Con questo splendido inno d’Avvento (in origine composto da Sant’Ambrogio vescovo), Bach ci introduce subito in un mondo tutto mistico, il suo mondo preferito quando si raccoglie in se stesso. Si basa su una melodia ornata, cantata al soprano nel registro di solo, circondata dalle serene parti del contralto e del tenore, mentre il pedale si muove in lente e solenni scale. Se la melodia del corale e le voci mediane raffigurano la coralità umana che invoca la venuta del Salvatore, i bassi del pedale, che si muovono col ritmo cullante che fa addormentare il Bambin Gesù, indicano proprio i passi del Redentore che viene incontro all’umanità in attesa.

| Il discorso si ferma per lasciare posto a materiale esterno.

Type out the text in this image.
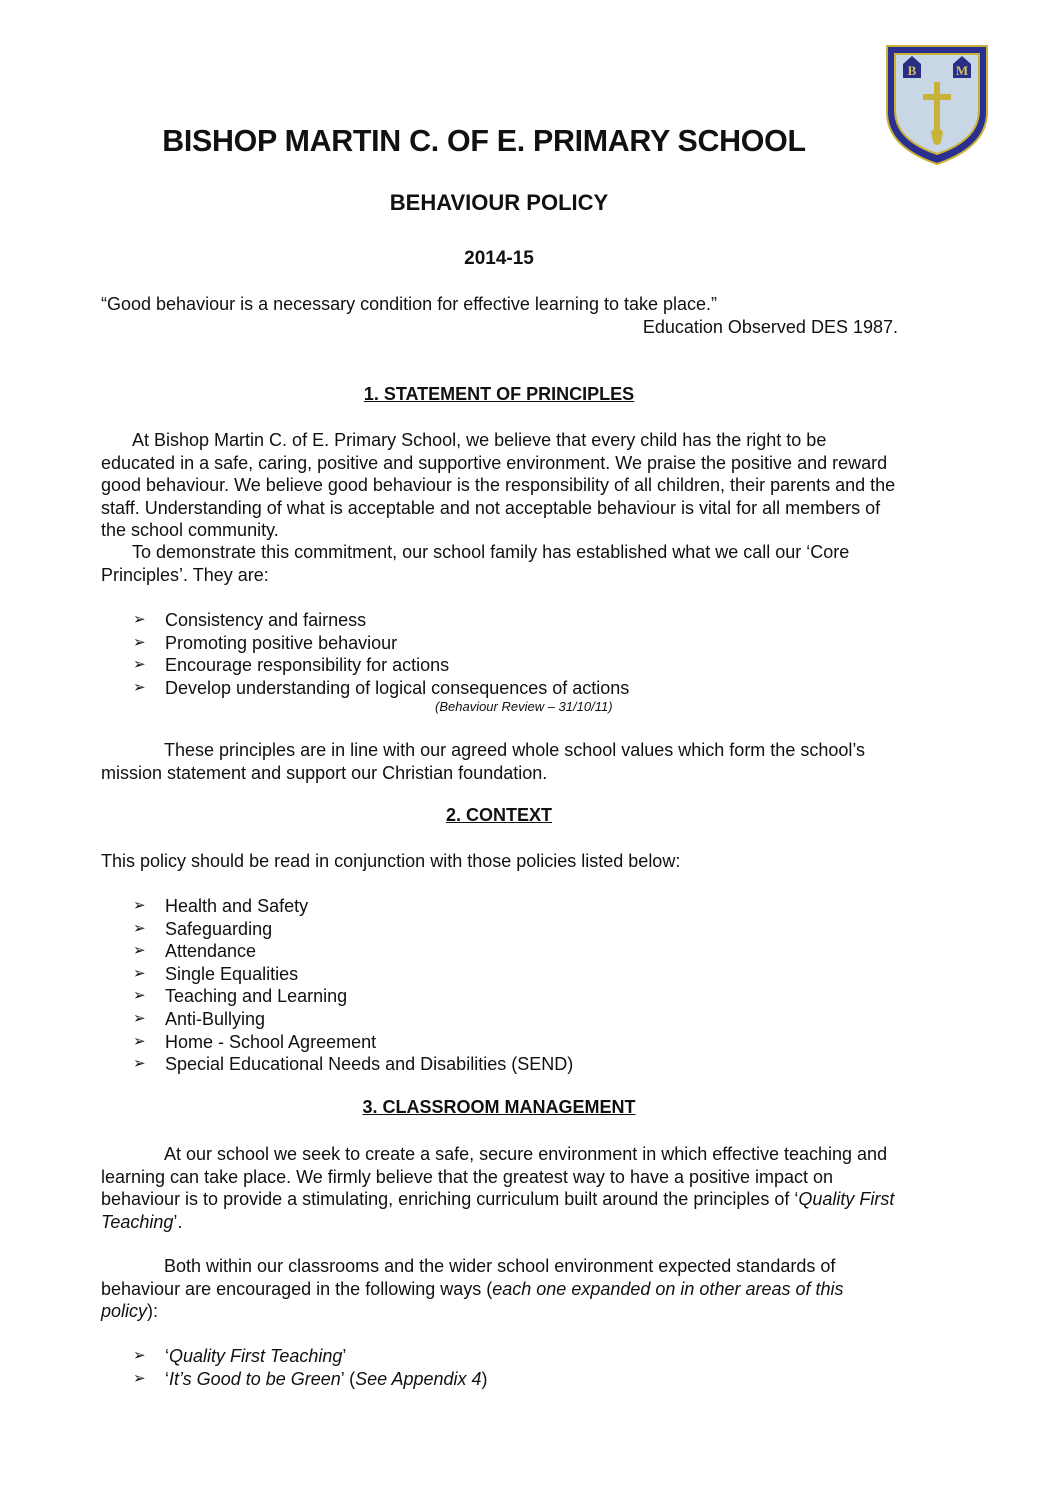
B	M
BISHOP MARTIN C. OF E. PRIMARY SCHOOL
BEHAVIOUR POLICY
2014-15
“Good behaviour is a necessary condition for effective learning to take place.”
Education Observed DES 1987.
1. STATEMENT OF PRINCIPLES
At Bishop Martin C. of E. Primary School, we believe that every child has the right to be educated in a safe, caring, positive and supportive environment. We praise the positive and reward good behaviour. We believe good behaviour is the responsibility of all children, their parents and the staff. Understanding of what is acceptable and not acceptable behaviour is vital for all members of the school community.
To demonstrate this commitment, our school family has established what we call our ‘Core Principles’. They are:
➢ Consistency and fairness
➢ Promoting positive behaviour
➢ Encourage responsibility for actions
➢ Develop understanding of logical consequences of actions
(Behaviour Review – 31/10/11)
These principles are in line with our agreed whole school values which form the school’s mission statement and support our Christian foundation.
2. CONTEXT
This policy should be read in conjunction with those policies listed below:
➢ Health and Safety
➢ Safeguarding
➢ Attendance
➢ Single Equalities
➢ Teaching and Learning
➢ Anti-Bullying
➢ Home - School Agreement
➢ Special Educational Needs and Disabilities (SEND)
3. CLASSROOM MANAGEMENT
At our school we seek to create a safe, secure environment in which effective teaching and learning can take place. We firmly believe that the greatest way to have a positive impact on behaviour is to provide a stimulating, enriching curriculum built around the principles of ‘Quality First Teaching’.
Both within our classrooms and the wider school environment expected standards of behaviour are encouraged in the following ways (each one expanded on in other areas of this policy):
➢ ‘Quality First Teaching’
➢ ‘It’s Good to be Green’ (See Appendix 4)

Bach qui si rende cantore dell’umanità sofferente e invoca con la forza della sua fede e di un bruciante amore quel Dio la cui Incarnazione avrebbe un giorno salvato le genti e la cui manifestazione gloriosa nella Parusia porterà il tempo dei nuovi cieli e della nuova terra. È una musica scritta da un poeta e da un credente, che mette tutta la sua arte al servizio della fede. È questa una delle pagine più profonde ed emotive della letteratura organistica mondiale (Cfr. E. DALLA LIBERA, G. S. Bach. Corali a commento dell’anno liturgico, Ed. S. A. T., Verona 1955).